In New England Fruit Produce Co. v. Hines, 97 Conn. 225, 227 116 A. 243 (1922), the court stated that:
[s]ince the amendment of June 29th, 1906, to the Interstate Commerce Act, known as the Carmack Amendment, the rights and liabilities of the parties in actions relating to interstate shipments, in either the State or Federal courts, depend upon Acts of Congress, the bill of lading, and the common-law rules as accepted and applied in Federal tribunals. Cincinnati, New Orleans Tex. Rac. Ry. Co. v. Rankin, 241 U.S. 319, 36 Sup. Ct. 555. (Footnote omitted.)
The Carmack Amendment provides that "[a] common carrier. . .shall issue a receipt or bill of lading for property it receives for transportation. . . . That carrier. . . [is] liable to the person entitled to recover under the receipt or bill of lading." 49 U.S.C. § 511707 (a)(1) (1991).

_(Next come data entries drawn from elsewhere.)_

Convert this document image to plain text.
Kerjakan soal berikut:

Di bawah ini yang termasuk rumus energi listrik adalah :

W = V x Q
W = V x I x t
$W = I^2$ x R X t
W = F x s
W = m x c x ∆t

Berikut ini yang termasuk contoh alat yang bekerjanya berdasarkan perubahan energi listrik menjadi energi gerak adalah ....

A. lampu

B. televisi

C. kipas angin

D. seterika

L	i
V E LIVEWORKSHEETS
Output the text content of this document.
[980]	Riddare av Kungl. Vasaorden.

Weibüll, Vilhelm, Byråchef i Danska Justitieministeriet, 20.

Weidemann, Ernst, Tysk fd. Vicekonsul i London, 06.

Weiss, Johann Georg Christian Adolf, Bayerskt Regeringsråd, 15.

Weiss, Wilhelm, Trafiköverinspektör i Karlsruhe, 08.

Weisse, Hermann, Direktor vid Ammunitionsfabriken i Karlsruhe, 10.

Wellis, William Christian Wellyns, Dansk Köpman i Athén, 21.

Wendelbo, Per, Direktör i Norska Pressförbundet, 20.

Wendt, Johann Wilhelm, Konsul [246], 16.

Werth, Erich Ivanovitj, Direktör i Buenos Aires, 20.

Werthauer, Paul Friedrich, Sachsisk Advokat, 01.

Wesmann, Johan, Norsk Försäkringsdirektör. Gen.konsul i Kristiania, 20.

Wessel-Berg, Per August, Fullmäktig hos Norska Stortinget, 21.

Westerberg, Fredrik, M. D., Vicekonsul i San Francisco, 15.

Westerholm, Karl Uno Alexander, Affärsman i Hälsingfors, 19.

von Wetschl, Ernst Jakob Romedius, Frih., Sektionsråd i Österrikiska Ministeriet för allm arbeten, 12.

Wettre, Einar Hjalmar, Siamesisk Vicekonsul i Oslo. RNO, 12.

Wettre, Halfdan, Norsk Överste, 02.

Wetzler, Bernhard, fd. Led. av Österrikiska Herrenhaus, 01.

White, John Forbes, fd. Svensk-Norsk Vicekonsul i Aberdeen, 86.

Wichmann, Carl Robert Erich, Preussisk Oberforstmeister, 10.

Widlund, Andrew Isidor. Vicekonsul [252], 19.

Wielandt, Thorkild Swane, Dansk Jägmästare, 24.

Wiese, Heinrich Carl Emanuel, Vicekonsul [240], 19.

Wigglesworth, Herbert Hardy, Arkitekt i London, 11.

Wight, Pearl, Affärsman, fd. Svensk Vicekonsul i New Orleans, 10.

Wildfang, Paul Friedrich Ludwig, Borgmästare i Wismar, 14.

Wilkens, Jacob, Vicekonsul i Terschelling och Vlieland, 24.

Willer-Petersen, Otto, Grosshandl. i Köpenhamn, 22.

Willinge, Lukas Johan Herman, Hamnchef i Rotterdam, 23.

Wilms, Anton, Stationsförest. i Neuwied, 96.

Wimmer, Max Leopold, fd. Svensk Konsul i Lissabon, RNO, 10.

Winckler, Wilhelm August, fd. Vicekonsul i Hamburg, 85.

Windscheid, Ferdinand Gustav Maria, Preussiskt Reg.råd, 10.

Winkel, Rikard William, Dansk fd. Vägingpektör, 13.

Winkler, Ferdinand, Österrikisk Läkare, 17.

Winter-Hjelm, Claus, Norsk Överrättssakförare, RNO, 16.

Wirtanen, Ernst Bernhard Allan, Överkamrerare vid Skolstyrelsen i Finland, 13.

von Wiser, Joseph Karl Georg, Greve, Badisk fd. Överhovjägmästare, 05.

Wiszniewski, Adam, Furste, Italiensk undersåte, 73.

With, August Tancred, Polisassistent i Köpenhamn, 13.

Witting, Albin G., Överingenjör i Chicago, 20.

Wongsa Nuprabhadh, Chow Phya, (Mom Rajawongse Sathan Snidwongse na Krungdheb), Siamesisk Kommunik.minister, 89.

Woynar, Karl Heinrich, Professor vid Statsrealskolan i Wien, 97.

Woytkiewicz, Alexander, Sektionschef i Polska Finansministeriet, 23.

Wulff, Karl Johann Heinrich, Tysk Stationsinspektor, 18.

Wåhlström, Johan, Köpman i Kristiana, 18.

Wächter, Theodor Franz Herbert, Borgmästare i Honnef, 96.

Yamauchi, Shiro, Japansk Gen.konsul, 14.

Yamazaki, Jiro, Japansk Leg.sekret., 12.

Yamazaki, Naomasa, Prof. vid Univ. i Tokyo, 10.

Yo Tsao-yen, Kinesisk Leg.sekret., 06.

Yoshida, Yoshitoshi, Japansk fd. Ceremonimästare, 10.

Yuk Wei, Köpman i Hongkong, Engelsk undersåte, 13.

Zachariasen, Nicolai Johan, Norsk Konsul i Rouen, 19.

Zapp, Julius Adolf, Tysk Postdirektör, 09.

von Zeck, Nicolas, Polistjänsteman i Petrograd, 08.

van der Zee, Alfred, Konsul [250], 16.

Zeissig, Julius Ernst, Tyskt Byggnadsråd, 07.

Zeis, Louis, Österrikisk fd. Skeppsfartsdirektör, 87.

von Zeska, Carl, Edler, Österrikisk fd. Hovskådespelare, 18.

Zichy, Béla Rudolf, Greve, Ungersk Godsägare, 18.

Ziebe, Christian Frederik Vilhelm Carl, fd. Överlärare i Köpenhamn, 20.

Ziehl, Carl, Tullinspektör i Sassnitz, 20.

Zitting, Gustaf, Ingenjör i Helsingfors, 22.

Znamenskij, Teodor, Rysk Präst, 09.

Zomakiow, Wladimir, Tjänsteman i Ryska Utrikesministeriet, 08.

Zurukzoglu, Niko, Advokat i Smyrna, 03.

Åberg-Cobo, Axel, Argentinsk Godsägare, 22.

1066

"The insurer's right of subrogation against third persons causing the loss paid by the insurer to the insured does not rest upon any relation of contract or privity between the insurer and such third persons, but arises out of the contract of insurance and is derived from the insured alone. Consequently, the insurer can take nothing by subrogation but the rights of the insured, and is subrogated to only such rights as the insured possesses. The principal has been frequently expressed in the form that the rights of the insurer against the wrongdoer cannot rise higher than the rights of the insured against such wrongdoer, since the insurer as subrogee, in contemplation of law, stands in the place of the insured and succeeds to whatever rights he may have in the matter. Therefore, any defense which a wrongdoer has against the insured is good against the insurer subrogated to the rights of the insured." 44 Am.Jur.2d 785-86, Insurance 1795.
Orselet v. DeMatteo, 206 Conn. 542, 546-47, 539 A.2d 95 (1988). "Subrogation is. . .a remedy which equity gives to aid in the enforcement of a right either legal or equitable. . . .' (Citation omitted) Under the doctrine of equitable subrogation, `[a] subrogee has no rights against a third person beyond what the subrogor had.'" (Citation omitted.) Tomczuk v. American Mutual Ins. Co., 9 Conn. App. 194, 196-97, 517 A.2d 1053 (1986). The plaintiff, in order to prevail against UPS's motion to strike, must have alleged facts which, if true, would support a claim that Buck Scientific, Inc., the subrogor/insured, has rights against UPS. A review of count two of the revised complaint reveals that plaintiff fails to allege that plaintiff's insured is entitled to recovery. Plaintiff's complaint fails to allege that its insured was entitled to recovery under any shipping receipt or bill of lading. Plaintiff merely alleges a conclusory statement that UPS was negligent without any supporting facts. Plaintiff's legal conclusion that UPS was negligent is insufficient to support a claim that plaintiff's insured has rights against UPS. Since plaintiff has failed to allege that the insured has rights against UPS, the second count of the revised complaint is legally insufficient to state a claim for subrogation. Accordingly, UPS's motion to strike count two is granted.